モン族は剽悍な民族である。中国ではミャオ(苗)族と呼ばれ、タイではメオ族と呼ばれる。揚子江流域を祖霊の地とするが、漢、唐などの中国歴代王朝によって次第に追いつめられ、貴州、雲南の山岳地帯へと移動する。明代、清代にはたびたび大規模な反乱を起こし漢族と徹底的に戦う。特に清代の1854年~1873年に起した大反乱は壮絶で、ミャオ族の人口の2/3を失ったと言われる。この反乱に敗れたミャオ族の1部はタイ、ラオ、ビルマ、ベトナムの山岳地帯へと逃れた。現在、中国のミャオ族(モン族)は約300万人、ラオには45万人が暮す。 ベトナム戦争以前においては、山岳地帯で焼き畑を営むモン族と平地で稲作を営むラオ族との間で大きな摩擦はなかったが、ベトナム戦争がその関係を一変させた。米軍は南ベトナム解放民族戦線の生命線となる補給路・ホーチミン・ルートを叩くため、ラオ北部へ凄まじい空爆攻撃を行った。と同時に、東側の勢力範囲であるラオ北部山岳地帯を攻略するために、剽悍な山岳民族であるモン族を徴兵し、大規模な特殊部隊を編成した。この結果、モン族の村から青年の姿が消えたとまで言われる。モン族特殊部隊はラオ北部において米軍の指揮の下、北ベトナム軍及びパテト・ラオ軍と死闘を演じた。 1975年、ベトナム戦争が東側勝利の下に終結、米国はモン族を見捨て、インドシナ半島から撤退する。以降、北ラオに孤立無援のまま取り残されたモン族に対し、北ベトナム軍とパテト・ラオ軍による激しい掃討が開始される。この掃討はジェノサイドと呼んでよいほどの激しいもので、20万人ものモン族が殺戮されたと言われる。多くのモン族は、国境の川・メコーンを越えてタイに逃げ込んだ。その数30万人におよんだ。そしてまた、大河を越えられずに力尽きたモン族の数多くの死体が、メコーンを流れ下ったと伝えられている。その後、米国等の西側諸国は、少しは責任を感じたのだろう、難民として10万人ほどのモン族を受け入れた。現在、米国、オーストラリア、フランスなどにこれら難民およびその2世3世がモン族のコミュニティを作っている。

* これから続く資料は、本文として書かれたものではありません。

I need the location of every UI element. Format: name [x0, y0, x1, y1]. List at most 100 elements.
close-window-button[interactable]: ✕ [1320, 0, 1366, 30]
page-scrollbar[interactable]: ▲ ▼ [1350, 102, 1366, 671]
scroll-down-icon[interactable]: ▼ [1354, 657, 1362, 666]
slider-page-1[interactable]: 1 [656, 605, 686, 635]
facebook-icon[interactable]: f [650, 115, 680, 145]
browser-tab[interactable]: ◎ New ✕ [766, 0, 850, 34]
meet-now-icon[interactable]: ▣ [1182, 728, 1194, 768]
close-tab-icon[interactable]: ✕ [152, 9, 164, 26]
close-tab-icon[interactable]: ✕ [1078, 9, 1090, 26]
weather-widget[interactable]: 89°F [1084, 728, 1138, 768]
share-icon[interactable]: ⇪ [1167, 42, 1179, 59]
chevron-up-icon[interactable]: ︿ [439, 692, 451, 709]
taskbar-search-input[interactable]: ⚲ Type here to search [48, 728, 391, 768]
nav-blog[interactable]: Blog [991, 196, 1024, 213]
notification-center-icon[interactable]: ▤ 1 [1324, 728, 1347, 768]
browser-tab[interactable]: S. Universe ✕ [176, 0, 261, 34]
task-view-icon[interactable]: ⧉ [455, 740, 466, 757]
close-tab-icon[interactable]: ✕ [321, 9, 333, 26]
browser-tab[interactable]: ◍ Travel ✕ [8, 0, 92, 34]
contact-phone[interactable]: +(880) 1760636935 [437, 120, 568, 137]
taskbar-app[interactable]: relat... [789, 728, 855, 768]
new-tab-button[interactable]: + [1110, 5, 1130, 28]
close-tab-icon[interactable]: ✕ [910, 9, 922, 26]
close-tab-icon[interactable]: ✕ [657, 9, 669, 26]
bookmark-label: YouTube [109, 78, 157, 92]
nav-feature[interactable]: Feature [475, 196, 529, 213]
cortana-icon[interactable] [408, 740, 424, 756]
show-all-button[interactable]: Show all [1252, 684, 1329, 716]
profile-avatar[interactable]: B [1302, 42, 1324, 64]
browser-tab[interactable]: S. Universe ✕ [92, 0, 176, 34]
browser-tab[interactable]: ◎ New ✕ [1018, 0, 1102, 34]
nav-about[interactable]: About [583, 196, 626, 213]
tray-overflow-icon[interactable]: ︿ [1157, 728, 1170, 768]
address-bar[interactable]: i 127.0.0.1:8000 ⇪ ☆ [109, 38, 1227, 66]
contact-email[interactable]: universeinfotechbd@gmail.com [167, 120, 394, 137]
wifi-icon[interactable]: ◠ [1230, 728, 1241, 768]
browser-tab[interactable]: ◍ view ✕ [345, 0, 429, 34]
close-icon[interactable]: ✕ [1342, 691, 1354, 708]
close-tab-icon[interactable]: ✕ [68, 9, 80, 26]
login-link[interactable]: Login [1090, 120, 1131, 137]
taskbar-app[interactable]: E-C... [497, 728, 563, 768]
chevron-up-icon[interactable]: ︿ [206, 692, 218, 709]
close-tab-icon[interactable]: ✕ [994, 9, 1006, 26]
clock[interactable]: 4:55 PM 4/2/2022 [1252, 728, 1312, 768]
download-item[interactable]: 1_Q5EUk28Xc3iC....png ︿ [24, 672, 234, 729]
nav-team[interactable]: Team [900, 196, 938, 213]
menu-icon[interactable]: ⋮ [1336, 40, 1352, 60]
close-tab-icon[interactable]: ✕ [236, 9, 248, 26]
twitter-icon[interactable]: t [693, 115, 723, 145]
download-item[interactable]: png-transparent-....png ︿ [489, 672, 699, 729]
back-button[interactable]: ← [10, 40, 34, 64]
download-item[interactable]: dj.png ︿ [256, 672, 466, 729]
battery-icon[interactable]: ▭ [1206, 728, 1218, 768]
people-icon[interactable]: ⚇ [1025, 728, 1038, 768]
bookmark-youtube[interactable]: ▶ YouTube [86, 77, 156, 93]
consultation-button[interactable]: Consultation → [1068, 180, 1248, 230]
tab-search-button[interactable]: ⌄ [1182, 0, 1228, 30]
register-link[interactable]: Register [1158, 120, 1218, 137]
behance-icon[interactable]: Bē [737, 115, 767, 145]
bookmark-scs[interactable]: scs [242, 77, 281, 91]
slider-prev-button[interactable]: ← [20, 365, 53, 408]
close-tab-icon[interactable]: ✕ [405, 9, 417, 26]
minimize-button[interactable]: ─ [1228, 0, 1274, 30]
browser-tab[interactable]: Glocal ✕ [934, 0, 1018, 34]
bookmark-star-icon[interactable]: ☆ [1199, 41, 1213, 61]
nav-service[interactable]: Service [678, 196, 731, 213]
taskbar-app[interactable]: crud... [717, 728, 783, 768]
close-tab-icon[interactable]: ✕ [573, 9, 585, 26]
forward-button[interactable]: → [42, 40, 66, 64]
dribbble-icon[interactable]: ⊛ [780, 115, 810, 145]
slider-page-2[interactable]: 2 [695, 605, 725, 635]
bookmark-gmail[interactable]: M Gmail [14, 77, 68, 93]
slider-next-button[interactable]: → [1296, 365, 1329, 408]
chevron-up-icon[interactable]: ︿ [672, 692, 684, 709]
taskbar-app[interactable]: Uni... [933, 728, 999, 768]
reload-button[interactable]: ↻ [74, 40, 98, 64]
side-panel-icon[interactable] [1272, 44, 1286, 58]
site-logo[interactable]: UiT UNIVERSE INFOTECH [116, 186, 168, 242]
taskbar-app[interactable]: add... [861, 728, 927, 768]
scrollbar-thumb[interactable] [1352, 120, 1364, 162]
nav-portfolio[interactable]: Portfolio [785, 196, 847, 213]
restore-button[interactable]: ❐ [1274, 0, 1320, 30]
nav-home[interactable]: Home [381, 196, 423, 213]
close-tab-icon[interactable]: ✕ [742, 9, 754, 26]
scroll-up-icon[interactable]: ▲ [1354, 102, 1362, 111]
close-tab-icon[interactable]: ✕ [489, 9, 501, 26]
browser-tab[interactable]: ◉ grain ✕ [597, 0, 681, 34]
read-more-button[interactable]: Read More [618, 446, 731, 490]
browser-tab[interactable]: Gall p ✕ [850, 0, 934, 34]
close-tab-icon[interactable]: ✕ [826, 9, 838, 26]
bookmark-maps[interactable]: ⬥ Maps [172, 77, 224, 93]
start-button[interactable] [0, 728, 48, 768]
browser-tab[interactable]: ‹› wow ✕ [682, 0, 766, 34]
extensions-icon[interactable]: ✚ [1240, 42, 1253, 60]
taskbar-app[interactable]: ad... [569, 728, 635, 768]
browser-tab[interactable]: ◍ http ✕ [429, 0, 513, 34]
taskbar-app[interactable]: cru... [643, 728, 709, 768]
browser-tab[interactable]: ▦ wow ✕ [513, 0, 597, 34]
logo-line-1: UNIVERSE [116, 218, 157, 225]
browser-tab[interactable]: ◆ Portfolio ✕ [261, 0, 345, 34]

【バンコク西尾英之】タイ政府は28日、同国北部ペチャブン県のキャンプに収容されている少数民族モン族約4400人のラオスへの送還に着手した。欧米各国や国際人権団体は「送還されればラオス政府による迫害を受ける恐れがある」と中止を求めるが、タイ政府は「ラオスでの迫害は過去の話」として送還を強行する姿勢を崩していない。